Je suis également outrée par l’absence de droits.
Une « justice » qui se déroule derrière des portes closes est une justice de dictature. Dans une démocratie, la justice doit être rendue en public, pour éviter les abus. Leur excuse est de protèger les enfants, dans la pratique ça ne protège pas du tout les enfants (la preuve!), ça protège les juges pour enfants et le personnel de l’ASE des journalistes qui voudraient dénoncer leurs pratiques maltraitantes.
Une ordonnance de placement provisoire se prend sans audition des parents avant le placement. La décision repose uniquement sur le signalement reçu par le parquet (auquel on n’a pas accès).
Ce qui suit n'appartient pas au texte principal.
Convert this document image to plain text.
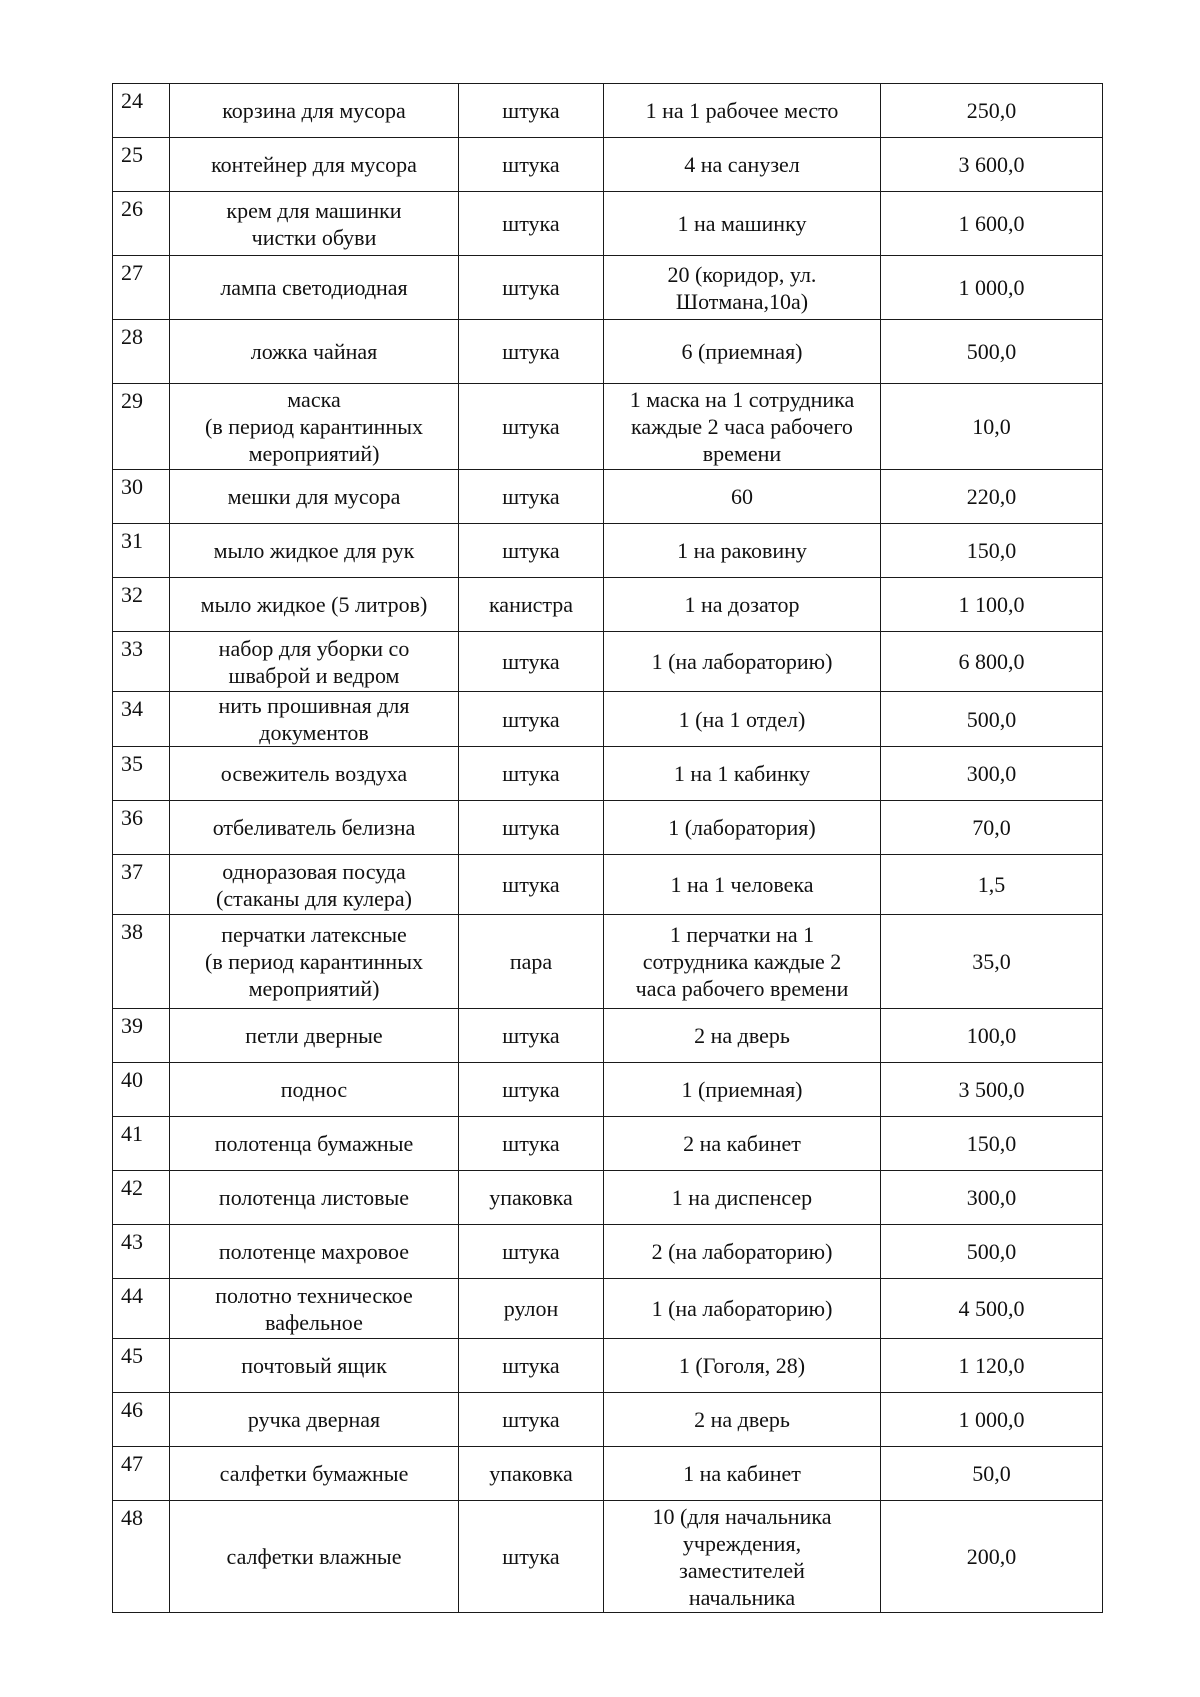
24	корзина для мусора	штука	1 на 1 рабочее место	250,0

25	контейнер для мусора	штука	4 на санузел	3 600,0

26	крем для машинки
чистки обуви	штука	1 на машинку	1 600,0

27	лампа светодиодная	штука	20 (коридор, ул.
Шотмана,10а)	1 000,0

28	ложка чайная	штука	6 (приемная)	500,0

29	маска
(в период карантинных
мероприятий)	штука	1 маска на 1 сотрудника
каждые 2 часа рабочего
времени	10,0

30	мешки для мусора	штука	60	220,0

31	мыло жидкое для рук	штука	1 на раковину	150,0

32	мыло жидкое (5 литров)	канистра	1 на дозатор	1 100,0

33	набор для уборки со
шваброй и ведром	штука	1 (на лабораторию)	6 800,0

34	нить прошивная для
документов	штука	1 (на 1 отдел)	500,0

35	освежитель воздуха	штука	1 на 1 кабинку	300,0

36	отбеливатель белизна	штука	1 (лаборатория)	70,0

37	одноразовая посуда
(стаканы для кулера)	штука	1 на 1 человека	1,5

38	перчатки латексные
(в период карантинных
мероприятий)	пара	1 перчатки на 1
сотрудника каждые 2
часа рабочего времени	35,0

39	петли дверные	штука	2 на дверь	100,0

40	поднос	штука	1 (приемная)	3 500,0

41	полотенца бумажные	штука	2 на кабинет	150,0

42	полотенца листовые	упаковка	1 на диспенсер	300,0

43	полотенце махровое	штука	2 (на лабораторию)	500,0

44	полотно техническое
вафельное	рулон	1 (на лабораторию)	4 500,0

45	почтовый ящик	штука	1 (Гоголя, 28)	1 120,0

46	ручка дверная	штука	2 на дверь	1 000,0

47	салфетки бумажные	упаковка	1 на кабинет	50,0

48	салфетки влажные	штука	10 (для начальника
учреждения,
заместителей
начальника	200,0
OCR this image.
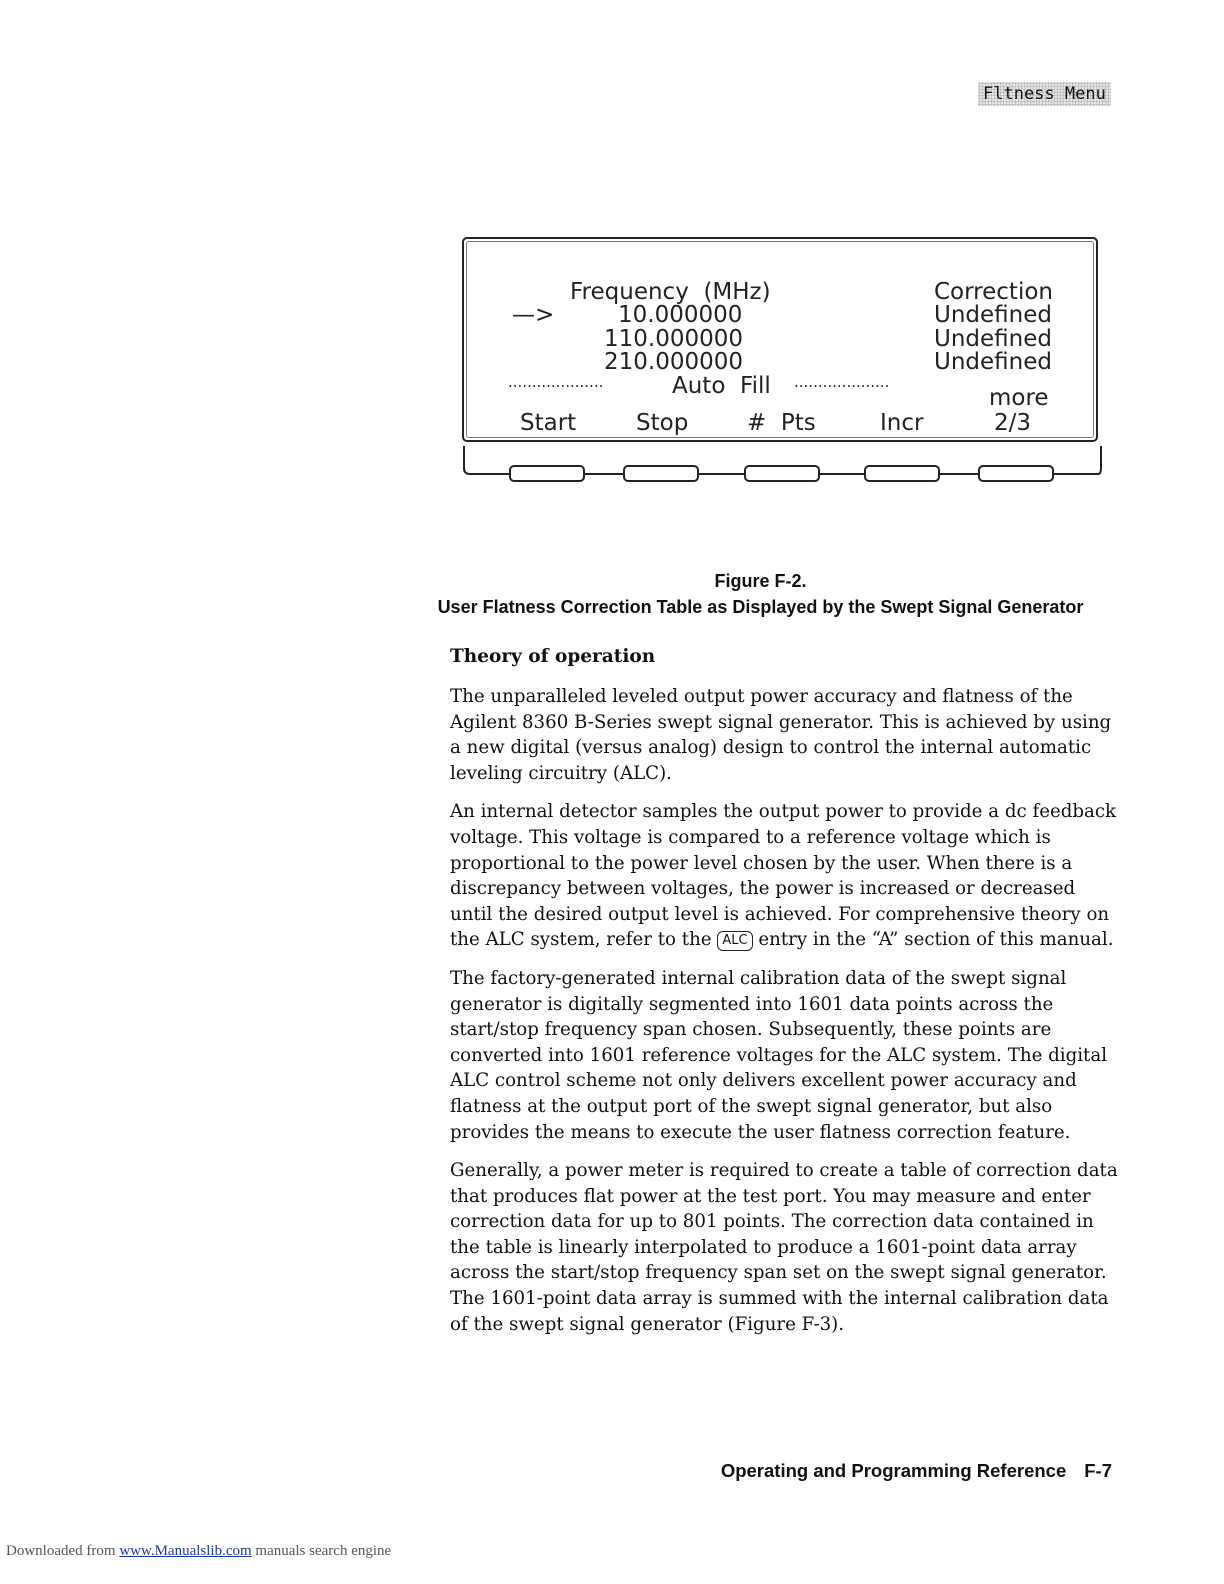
Fltness Menu
Frequency  (MHz)	Correction
—>	10.000000	Undefined
110.000000	Undefined
210.000000	Undefined
....................	Auto  Fill ....................
more
Start	Stop	#  Pts	Incr	2/3
Figure F-2.
User Flatness Correction Table as Displayed by the Swept Signal Generator
Theory of operation

The unparalleled leveled output power accuracy and flatness of the Agilent 8360 B-Series swept signal generator. This is achieved by using a new digital (versus analog) design to control the internal automatic leveling circuitry (ALC).

An internal detector samples the output power to provide a dc feedback voltage. This voltage is compared to a reference voltage which is proportional to the power level chosen by the user. When there is a discrepancy between voltages, the power is increased or decreased until the desired output level is achieved. For comprehensive theory on the ALC system, refer to the ALC entry in the “A” section of this manual.

The factory-generated internal calibration data of the swept signal generator is digitally segmented into 1601 data points across the start/stop frequency span chosen. Subsequently, these points are converted into 1601 reference voltages for the ALC system. The digital ALC control scheme not only delivers excellent power accuracy and flatness at the output port of the swept signal generator, but also provides the means to execute the user flatness correction feature.

Generally, a power meter is required to create a table of correction data that produces flat power at the test port. You may measure and enter correction data for up to 801 points. The correction data contained in the table is linearly interpolated to produce a 1601-point data array across the start/stop frequency span set on the swept signal generator. The 1601-point data array is summed with the internal calibration data of the swept signal generator (Figure F-3).

Operating and Programming Reference F-7
Downloaded from www.Manualslib.com manuals search engine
Elle ne peut pas être contestée directement, les parents doivent attendre l’audience devant le juge des enfants, qui peut être fixée plusieurs mois après le placement.
On ne nous laisse même pas le temps de prendre un avocat, et, quand on en a enfin un, on ne lui communique pas les pièces du dossier.
La « justice pour enfants » est à la justice ce que le national-socialisme est au socialisme.
Bonjour, comme je l’ai lu sur votre site, un reportage sur la CNAV serait bienvenu. Je suis loin d’être un cas isolé mais, ayant déposé mon dossier de retraite en juillet 2024 pour une retraite effective en janvier 2025,nous serons bientôt au mois de mai 2025 et je ne reçois toujours pas de pension. Mes mails restent lettres mortes et mes communications téléphoniques pas mieux, quand on ne me raccroche pas au nez ! Leur dernière excuse est un problème informatique sur certains dossiers, Ubuesque ! Surtout à une époque où en envoie des sondes et des rovers à l’autre bout de l’univers en les commandant avec des programmes basiques ! En ce moment les retraités sont traités soit disant comme des nantis par des politiques qui dépassent allègrement les 75 ans… rien n’est fait par la CNAV et son ministère de tutelle pour réformer sa gestion archaïque pour apporter des réponses rapides aux centaines de personnes qui ne touche pas leurs pensions une année après le dépôt de leur dossier.